A further consultation has been published, however, and the Government are keen to learn the role that small-scale renewable generation can play in the electricity market. They are primarily interested in small-scale renewable electricity generation models that will allow projects to deploy without support, and also are keen to learn what mechanisms should be put in place to encourage deployment of small-scale renewable generation.
The energy system has changed since the introduction of the FiT, for example, the recent introduction of many energy storage projects and the expected future role of electric vehicles (EVs). Smart metering, alongside battery storage and demand-side response, is set to help to balance the grid better and address volatility in the market. It is, therefore, expected that these applications will play a role in making renewables a more viable prospect for many small-scale installations. This is a reasonable assumption, however, it could be argued that the Government has jumped the gun as those technologies are all very much in their infancy as far as a wide scale roll-out is concerned.

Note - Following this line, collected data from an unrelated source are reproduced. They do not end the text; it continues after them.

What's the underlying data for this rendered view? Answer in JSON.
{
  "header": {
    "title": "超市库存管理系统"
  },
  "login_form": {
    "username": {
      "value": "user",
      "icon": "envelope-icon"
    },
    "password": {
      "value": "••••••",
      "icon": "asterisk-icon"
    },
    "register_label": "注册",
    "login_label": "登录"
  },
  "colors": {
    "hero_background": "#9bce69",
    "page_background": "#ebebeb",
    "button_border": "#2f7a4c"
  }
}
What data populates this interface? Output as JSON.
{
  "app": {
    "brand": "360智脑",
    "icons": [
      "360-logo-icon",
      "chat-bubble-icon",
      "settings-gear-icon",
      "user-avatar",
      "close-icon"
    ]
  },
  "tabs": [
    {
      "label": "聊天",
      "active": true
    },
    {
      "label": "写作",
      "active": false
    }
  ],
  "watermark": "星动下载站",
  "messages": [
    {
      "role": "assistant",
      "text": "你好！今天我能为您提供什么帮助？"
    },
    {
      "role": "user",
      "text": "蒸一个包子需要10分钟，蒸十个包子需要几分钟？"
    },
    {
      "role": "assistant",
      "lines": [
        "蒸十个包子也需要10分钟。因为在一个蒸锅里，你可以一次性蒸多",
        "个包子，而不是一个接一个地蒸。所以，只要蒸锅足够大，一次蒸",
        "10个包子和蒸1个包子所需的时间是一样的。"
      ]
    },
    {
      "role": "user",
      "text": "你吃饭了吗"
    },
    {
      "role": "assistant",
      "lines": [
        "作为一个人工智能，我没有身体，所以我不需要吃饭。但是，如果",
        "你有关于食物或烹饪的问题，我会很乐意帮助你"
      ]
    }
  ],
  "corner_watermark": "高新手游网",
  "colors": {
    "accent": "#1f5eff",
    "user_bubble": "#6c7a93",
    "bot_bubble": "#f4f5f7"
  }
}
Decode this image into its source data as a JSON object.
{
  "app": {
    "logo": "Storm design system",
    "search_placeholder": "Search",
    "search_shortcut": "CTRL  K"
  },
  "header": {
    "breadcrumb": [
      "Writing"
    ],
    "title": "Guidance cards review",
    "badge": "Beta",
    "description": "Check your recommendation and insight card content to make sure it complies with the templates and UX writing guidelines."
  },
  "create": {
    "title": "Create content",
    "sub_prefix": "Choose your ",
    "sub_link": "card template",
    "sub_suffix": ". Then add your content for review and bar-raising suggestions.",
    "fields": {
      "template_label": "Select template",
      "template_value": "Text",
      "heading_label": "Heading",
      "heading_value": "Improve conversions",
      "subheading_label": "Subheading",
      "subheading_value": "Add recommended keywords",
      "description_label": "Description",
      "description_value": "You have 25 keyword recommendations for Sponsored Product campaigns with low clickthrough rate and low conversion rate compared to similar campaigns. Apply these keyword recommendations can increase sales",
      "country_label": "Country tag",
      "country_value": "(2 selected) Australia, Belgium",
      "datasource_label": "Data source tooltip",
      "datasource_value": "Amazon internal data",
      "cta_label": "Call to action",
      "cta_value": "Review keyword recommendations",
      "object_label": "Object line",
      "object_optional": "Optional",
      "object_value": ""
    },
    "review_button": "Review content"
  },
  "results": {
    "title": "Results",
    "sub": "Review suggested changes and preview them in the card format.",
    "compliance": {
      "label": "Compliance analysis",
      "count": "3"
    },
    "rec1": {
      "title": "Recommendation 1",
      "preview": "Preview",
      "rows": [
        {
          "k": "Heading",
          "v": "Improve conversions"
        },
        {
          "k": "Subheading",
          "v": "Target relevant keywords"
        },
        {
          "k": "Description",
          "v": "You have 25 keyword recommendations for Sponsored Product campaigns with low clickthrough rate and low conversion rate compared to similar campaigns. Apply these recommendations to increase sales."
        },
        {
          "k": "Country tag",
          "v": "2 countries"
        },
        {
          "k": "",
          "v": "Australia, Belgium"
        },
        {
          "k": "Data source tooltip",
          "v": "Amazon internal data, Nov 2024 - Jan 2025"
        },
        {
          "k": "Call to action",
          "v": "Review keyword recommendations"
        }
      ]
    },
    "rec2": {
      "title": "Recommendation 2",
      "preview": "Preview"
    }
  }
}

Meanwhile, in the UK, carbon tax (or carbon floor price specifically) which is paid by those who emit carbon in producing electricity, and was introduced in 2013, continues to sit at around £18 per tonne despite original plans to gradually raise it in an attempt to encourage clean generation. Thus far, partly as a result of the carbon tax and partly as a result of electricity production decreasing, generation of electricity from coal has tumbled, while generation from natural gas and renewables have plugged the gap left as a result. If it becomes more financially penalising, a carbon tax would seem like one of the best options to encourage a transition from fossil fuels going forward.